How Exhaustive Testing Ensured a Successful Voyage for the Mars Rover

When our software products reside on Earth, we might say the worst time to find a bug is during a sales demonstration. When our software is designed to hurdle radioactive-powered machinery through space, however, the worst time to find a bug might be when the code being executed is controlling a $2.5 billion rover landing 352 million miles from Earth on a planet not particularly accommodating to the landing of heavy craft. It’s all about context.

Testers often worry about uncaught bugs silently stinking up dark, never-exposed corners of code, waiting there to be found by real users behaving as only users can. But few testers must worry about bugs on other planets or about wrecking the surface of Mars.
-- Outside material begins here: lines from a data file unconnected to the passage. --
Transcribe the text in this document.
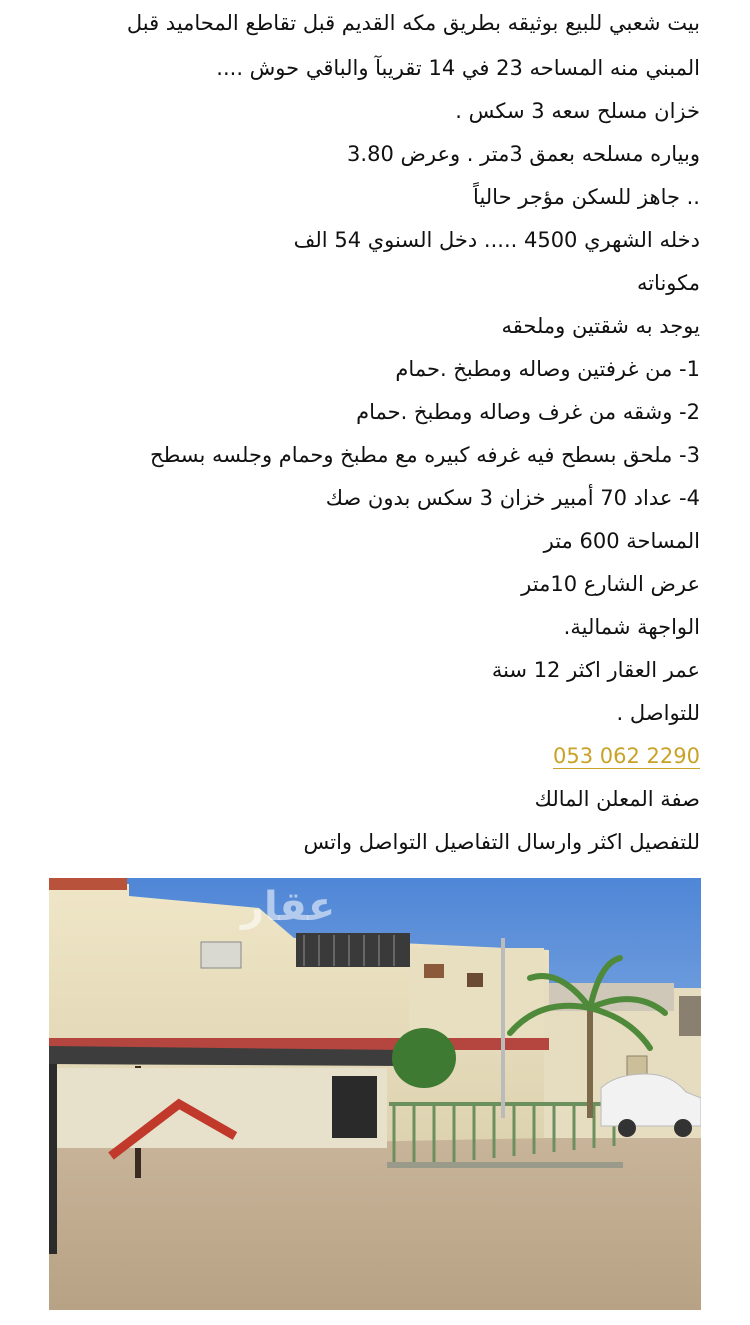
بيت شعبي للبيع بوثيقه بطريق مكه القديم قبل تقاطع المحاميد قبل
المبني منه المساحه 23 في 14 تقريبآ والباقي حوش ....
خزان مسلح سعه 3 سكس .
وبياره مسلحه بعمق 3متر . وعرض 3.80
.. جاهز للسكن مؤجر حالياً
دخله الشهري 4500 ..... دخل السنوي 54 الف
مكوناته
يوجد به شقتين وملحقه
1- من غرفتين وصاله ومطبخ .حمام
2- وشقه من غرف وصاله ومطبخ .حمام
3- ملحق بسطح فيه غرفه كبيره مع مطبخ وحمام وجلسه بسطح
4- عداد 70 أمبير خزان 3 سكس بدون صك
المساحة 600 متر
عرض الشارع 10متر
الواجهة شمالية.
عمر العقار اكثر 12 سنة
للتواصل .
053 062 2290
صفة المعلن المالك
للتفصيل اكثر وارسال التفاصيل التواصل واتس
عقار
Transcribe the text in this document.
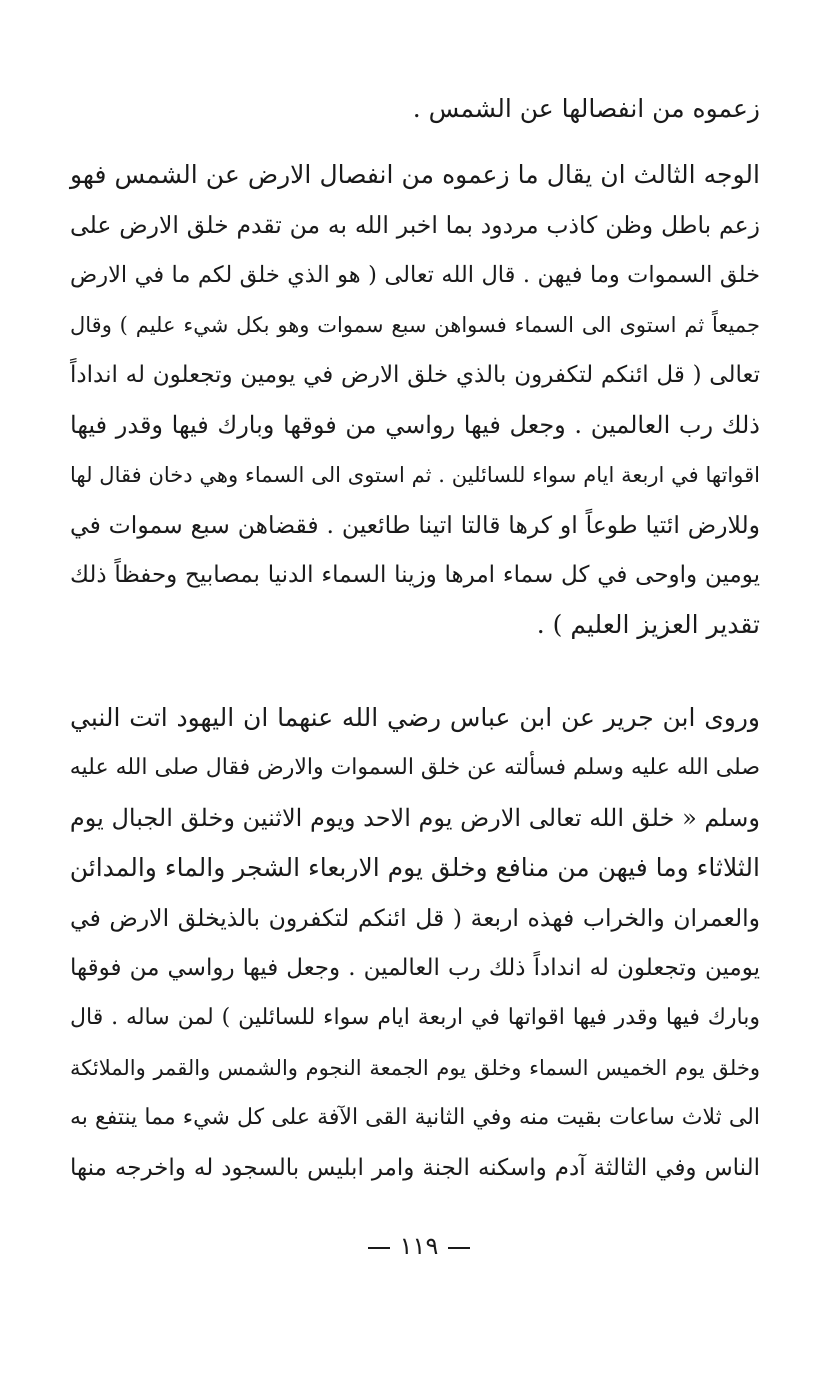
زعموه من انفصالها عن الشمس .
الوجه الثالث ان يقال ما زعموه من انفصال الارض عن الشمس فهو
زعم باطل وظن كاذب مردود بما اخبر الله به من تقدم خلق الارض على
خلق السموات وما فيهن . قال الله تعالى ( هو الذي خلق لكم ما في الارض
جميعاً ثم استوى الى السماء فسواهن سبع سموات وهو بكل شيء عليم ) وقال
تعالى ( قل ائنكم لتكفرون بالذي خلق الارض في يومين وتجعلون له انداداً
ذلك رب العالمين . وجعل فيها رواسي من فوقها وبارك فيها وقدر فيها
اقواتها في اربعة ايام سواء للسائلين . ثم استوى الى السماء وهي دخان فقال لها
وللارض ائتيا طوعاً او كرها قالتا اتينا طائعين . فقضاهن سبع سموات في
يومين واوحى في كل سماء امرها وزينا السماء الدنيا بمصابيح وحفظاً ذلك
تقدير العزيز العليم ) .
وروى ابن جرير عن ابن عباس رضي الله عنهما ان اليهود اتت النبي
صلى الله عليه وسلم فسألته عن خلق السموات والارض فقال صلى الله عليه
وسلم « خلق الله تعالى الارض يوم الاحد ويوم الاثنين وخلق الجبال يوم
الثلاثاء وما فيهن من منافع وخلق يوم الاربعاء الشجر والماء والمدائن
والعمران والخراب فهذه اربعة ( قل ائنكم لتكفرون بالذيخلق الارض في
يومين وتجعلون له انداداً ذلك رب العالمين . وجعل فيها رواسي من فوقها
وبارك فيها وقدر فيها اقواتها في اربعة ايام سواء للسائلين ) لمن ساله . قال
وخلق يوم الخميس السماء وخلق يوم الجمعة النجوم والشمس والقمر والملائكة
الى ثلاث ساعات بقيت منه وفي الثانية القى الآفة على كل شيء مما ينتفع به
الناس وفي الثالثة آدم واسكنه الجنة وامر ابليس بالسجود له واخرجه منها
١١٩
Such worries are all in a day's work for NASA's Mars Science Laboratory (MSL) mission, which landed the Curiosity rover on Mars in August 2012 after a 253-day trip through space. MSL handled the myriad risks through well-planned software architecture, tight coding standards, and exhaustive testing.

Development testing specialist Coverity was employed to use static analysis tools to test the source code while it was being written, examining every path in the millions of lines of C and C++ code to find potential defects. Not an easy feat according to Andreas Kuehlmann, vice-president of research and development at Coverity, which had to rigorously test the software for its ability to respond to a huge number of scenarios.

“There were so many pieces that we had to get right,” Kuehlmann said. “You have lots of sensors that are measuring a lot of things all the time and the computation is controlling every aspect of the landing. That's very complex software with many, many things that can go wrong.”

NASA learned its lesson about what can go wrong in 2004 when the Spirit rover experienced a “flash memory management anomaly” that put the rover in serious danger of overheating and the mission in serious danger of ending prematurely. After the ensuing panic and subsequent bug fix, it was determined that the bug could have been avoided with better software architecture and rigorous testing.

No software is ultimately bug-free, not even the software used to control Curiosity, but roughly 2,000 bugs were zapped in the rover’s code through Coverity’s static analysis tools, which examined the code to find flawed logic, problematic programming, and silent—but potentially disastrous—bugs like resource leaks, memory corruptions, and null-pointer errors. “For typical software (which this clearly isn’t), it’s not unusual to find approximately 1 defect for every thousand lines of code,” said Andy Chou, chief technical officer of Coverity.

The exhaustive testing paid off: Measurements taken by Curiosity are now helping NASA design systems that protect human explorers from radiation exposure on deep-space expeditions in the future.